[Avodah] What date was the Torah given?

Micha Berger micha at aishdas.org
Thu Jan 3 07:40:47 PST 2013


On Thu, Jan 03, 2013 at 01:05:43PM +0000, Akiva Miller wrote:
: I don't see any difference. Every machlokes of halachah is ultimately
: a machlokes of history as well. If it doesn't boil down to "What did
: they do?", then it is at least "What would they have done?" or "What
: could they have done?"

: RZL's chapter 4, from pages 65-82, is titled "The Rambam's Attack
: on Attributing Machlokess to Forgetfulness", and later, on 116-118...

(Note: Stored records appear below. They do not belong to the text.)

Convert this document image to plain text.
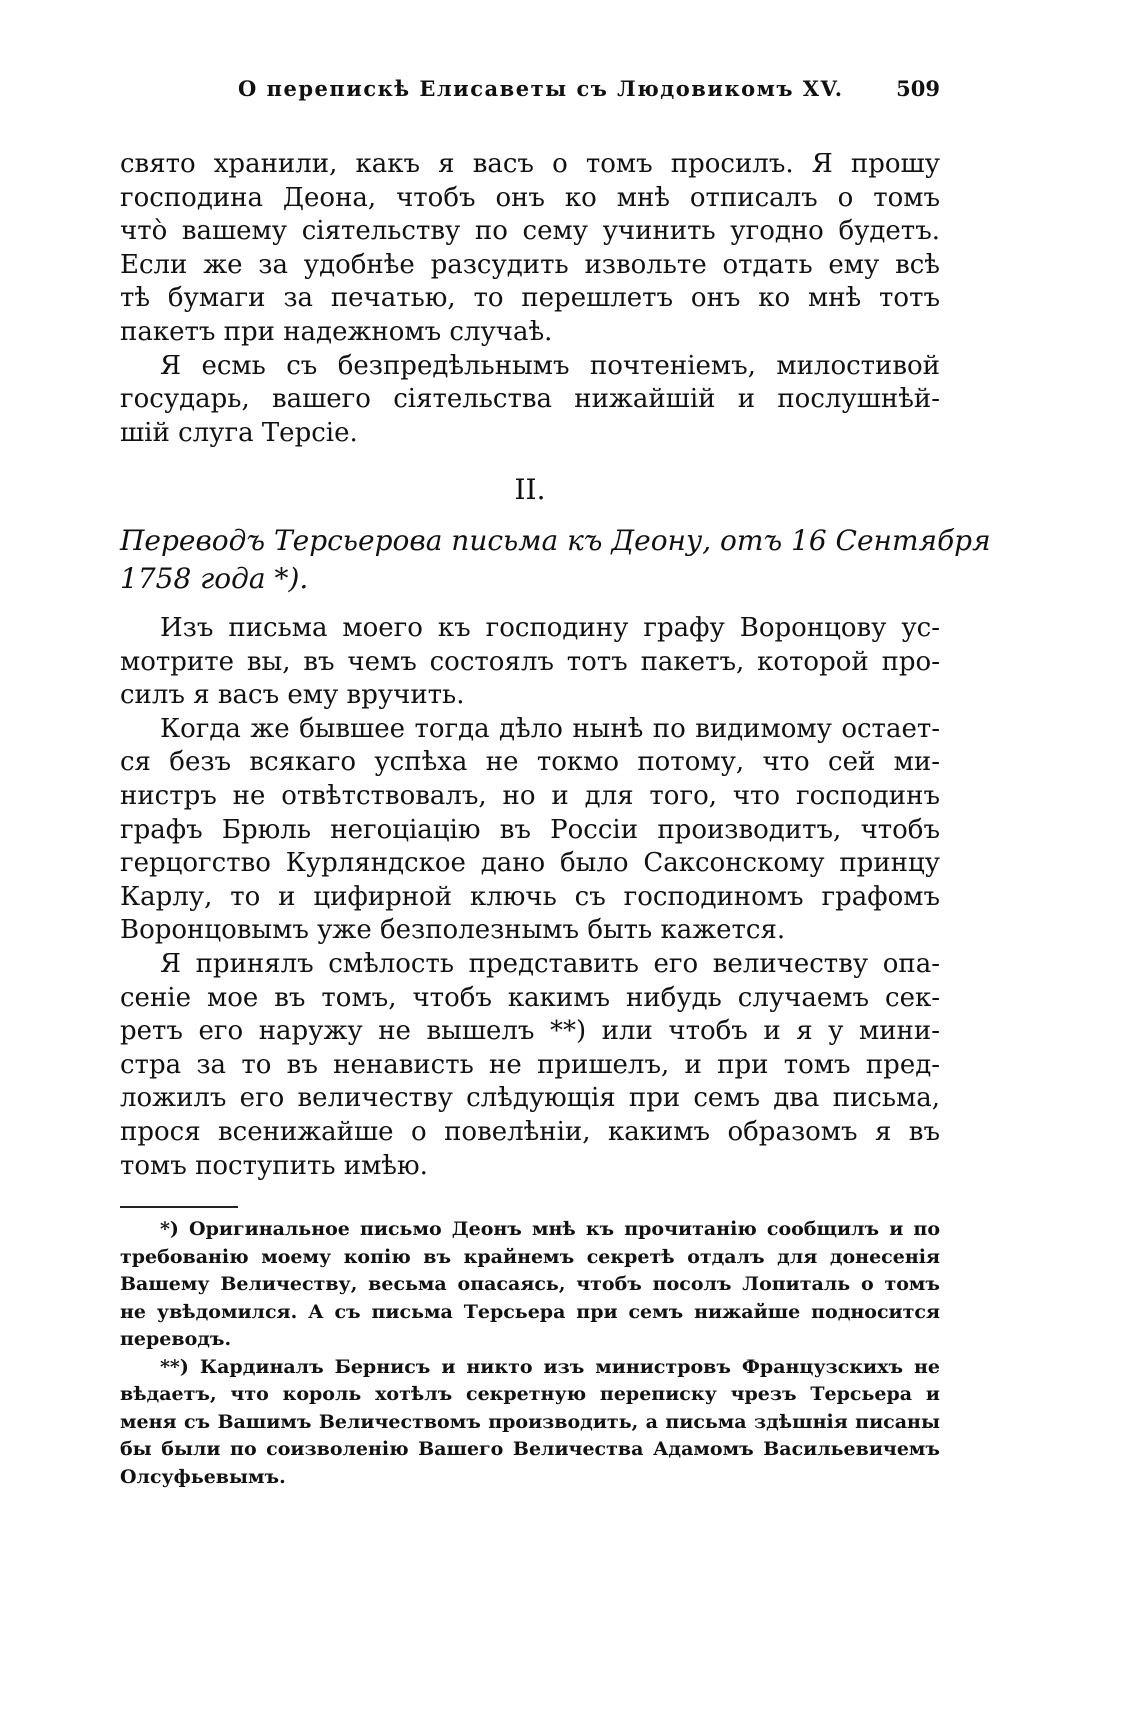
О перепискѣ Елисаветы съ Людовикомъ XV.	509
свято хранили, какъ я васъ о томъ просилъ. Я прошу
господина Деона, чтобъ онъ ко мнѣ отписалъ о томъ
чтò вашему сіятельству по сему учинить угодно будетъ.
Если же за удобнѣе разсудить извольте отдать ему всѣ
тѣ бумаги за печатью, то перешлетъ онъ ко мнѣ тотъ
пакетъ при надежномъ случаѣ.
Я есмь съ безпредѣльнымъ почтеніемъ, милостивой
государь, вашего сіятельства нижайшій и послушнѣй-
шій слуга Терсіе.
II.
Переводъ Терсьерова письма къ Деону, отъ 16 Сентября
1758 года *).
Изъ письма моего къ господину графу Воронцову ус-
мотрите вы, въ чемъ состоялъ тотъ пакетъ, которой про-
силъ я васъ ему вручить.
Когда же бывшее тогда дѣло нынѣ по видимому остает-
ся безъ всякаго успѣха не токмо потому, что сей ми-
нистръ не отвѣтствовалъ, но и для того, что господинъ
графъ Брюль негоціацію въ Россіи производитъ, чтобъ
герцогство Курляндское дано было Саксонскому принцу
Карлу, то и цифирной ключь съ господиномъ графомъ
Воронцовымъ уже безполезнымъ быть кажется.
Я принялъ смѣлость представить его величеству опа-
сеніе мое въ томъ, чтобъ какимъ нибудь случаемъ сек-
ретъ его наружу не вышелъ **) или чтобъ и я у мини-
стра за то въ ненависть не пришелъ, и при томъ пред-
ложилъ его величеству слѣдующія при семъ два письма,
прося всенижайше о повелѣніи, какимъ образомъ я въ
томъ поступить имѣю.
*) Оригинальное письмо Деонъ мнѣ къ прочитанію сообщилъ и по
требованію моему копію въ крайнемъ секретѣ отдалъ для донесенія
Вашему Величеству, весьма опасаясь, чтобъ посолъ Лопиталь о томъ
не увѣдомился. А съ письма Терсьера при семъ нижайше подносится
переводъ.
**) Кардиналъ Бернисъ и никто изъ министровъ Французскихъ не
вѣдаетъ, что король хотѣлъ секретную переписку чрезъ Терсьера и
меня съ Вашимъ Величествомъ производить, а письма здѣшнія писаны
бы были по соизволенію Вашего Величества Адамомъ Васильевичемъ
Олсуфьевымъ.
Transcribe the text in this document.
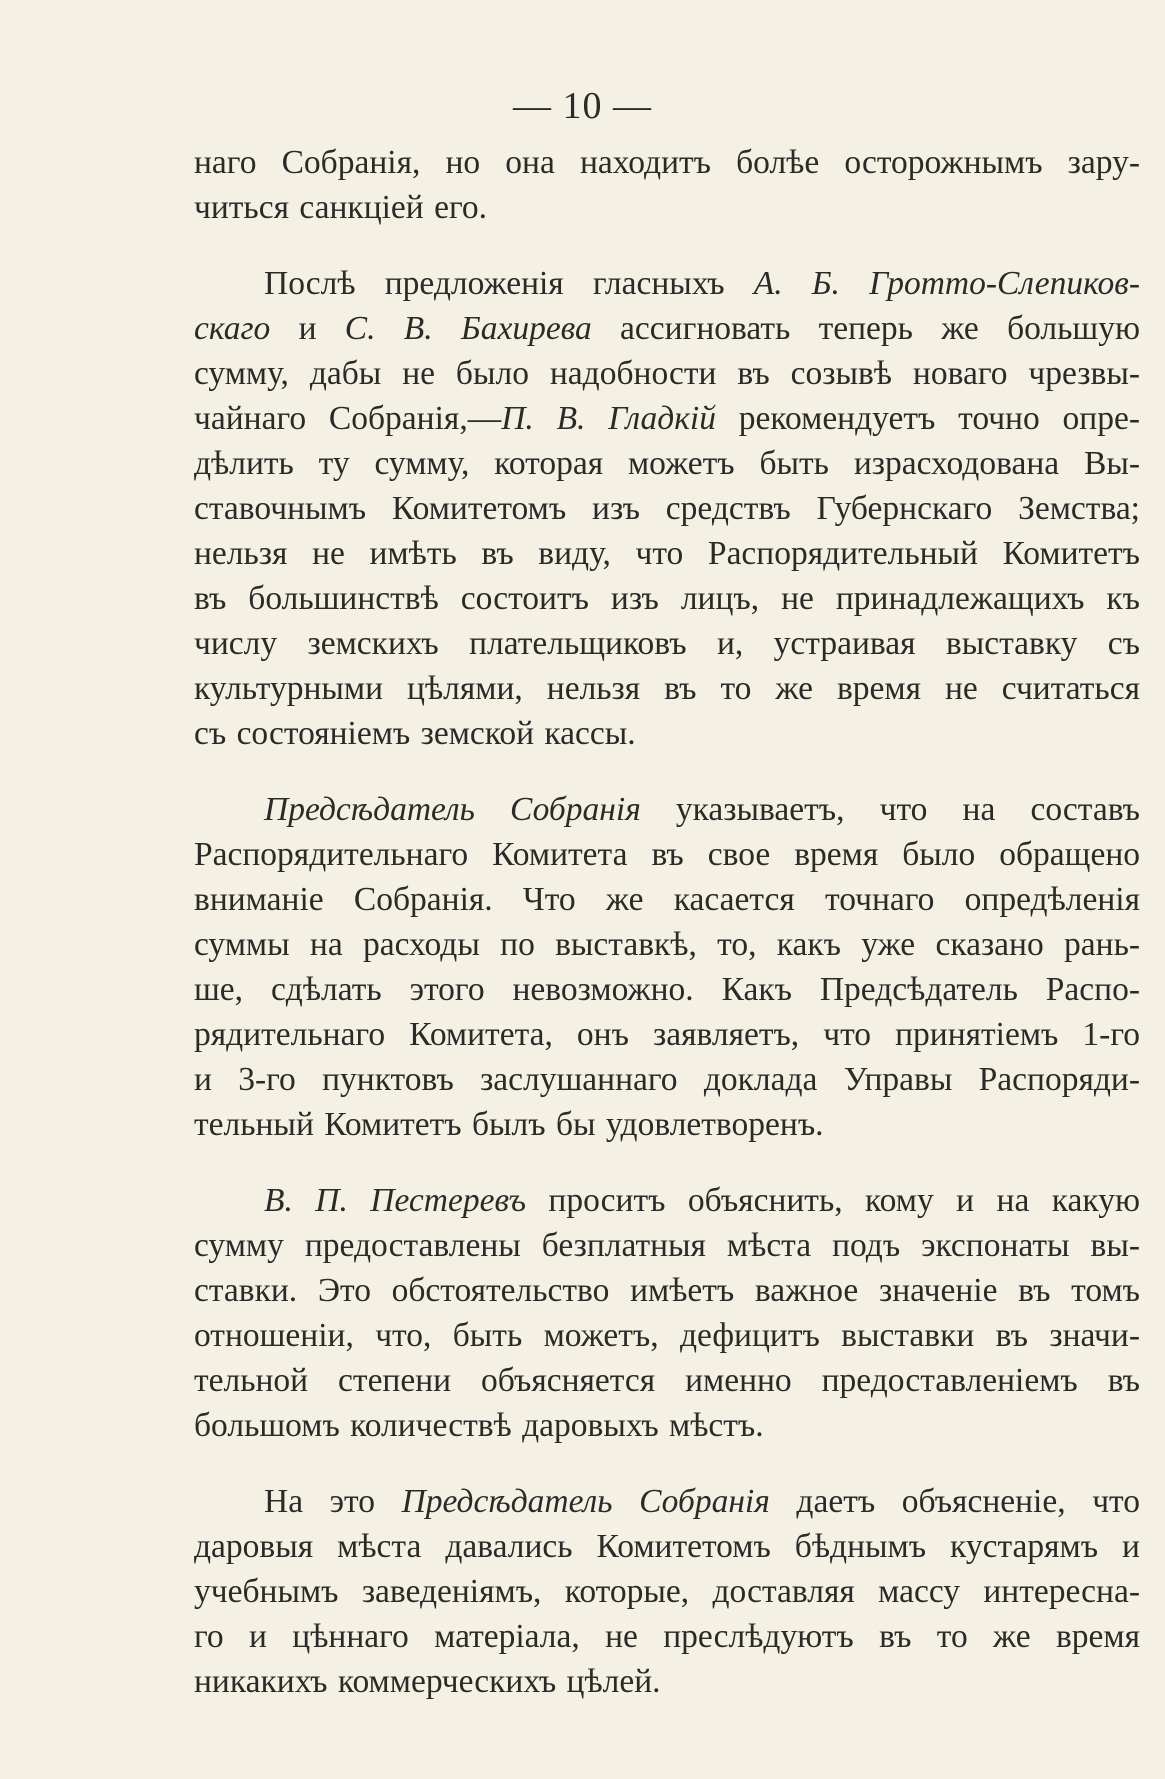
— 10 —
наго Собранія, но она находитъ болѣе осторожнымъ зару-
читься санкціей его.
Послѣ предложенія гласныхъ А. Б. Гротто-Слепиков-
скаго и С. В. Бахирева ассигновать теперь же большую
сумму, дабы не было надобности въ созывѣ новаго чрезвы-
чайнаго Собранія,—П. В. Гладкій рекомендуетъ точно опре-
дѣлить ту сумму, которая можетъ быть израсходована Вы-
ставочнымъ Комитетомъ изъ средствъ Губернскаго Земства;
нельзя не имѣть въ виду, что Распорядительный Комитетъ
въ большинствѣ состоитъ изъ лицъ, не принадлежащихъ къ
числу земскихъ плательщиковъ и, устраивая выставку съ
культурными цѣлями, нельзя въ то же время не считаться
съ состояніемъ земской кассы.
Предсѣдатель Собранія указываетъ, что на составъ
Распорядительнаго Комитета въ свое время было обращено
вниманіе Собранія. Что же касается точнаго опредѣленія
суммы на расходы по выставкѣ, то, какъ уже сказано рань-
ше, сдѣлать этого невозможно. Какъ Предсѣдатель Распо-
рядительнаго Комитета, онъ заявляетъ, что принятіемъ 1-го
и 3-го пунктовъ заслушаннаго доклада Управы Распоряди-
тельный Комитетъ былъ бы удовлетворенъ.
В. П. Пестеревъ проситъ объяснить, кому и на какую
сумму предоставлены безплатныя мѣста подъ экспонаты вы-
ставки. Это обстоятельство имѣетъ важное значеніе въ томъ
отношеніи, что, быть можетъ, дефицитъ выставки въ значи-
тельной степени объясняется именно предоставленіемъ въ
большомъ количествѣ даровыхъ мѣстъ.
На это Предсѣдатель Собранія даетъ объясненіе, что
даровыя мѣста давались Комитетомъ бѣднымъ кустарямъ и
учебнымъ заведеніямъ, которые, доставляя массу интересна-
го и цѣннаго матеріала, не преслѣдуютъ въ то же время
никакихъ коммерческихъ цѣлей.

The Rambam says that machloqes comes from using the halachic process to
build new din from existing dinim and pesuqim. In contrast, there is no
building of the past; it's discovered, not legislated.

But yes, it's related. Which is why I used wiggle-words, "not sure [RZL]
FULLY [emph added] addresses".

By the Rambam's shitah, any machloqes about the past means that people
are trying to deduce something never transmitted mesoretically. Since
nothing transmitted mesoretically is ever forgotten, leshitaso.


That said, RMBluke's question AIUI isn't about the date or even the
nature of the machloqes over the date. It's about explaining how we
could ever have gotten to the point of not just having one well known
date. Given that we're talking about the most momentous event in history,
how could we not have it burned into our communal memory?

Tir'u baTov!
-Micha

-- 
Micha Berger             It is a glorious thing to be indifferent to
micha at aishdas.org        suffering, but only to one's own suffering.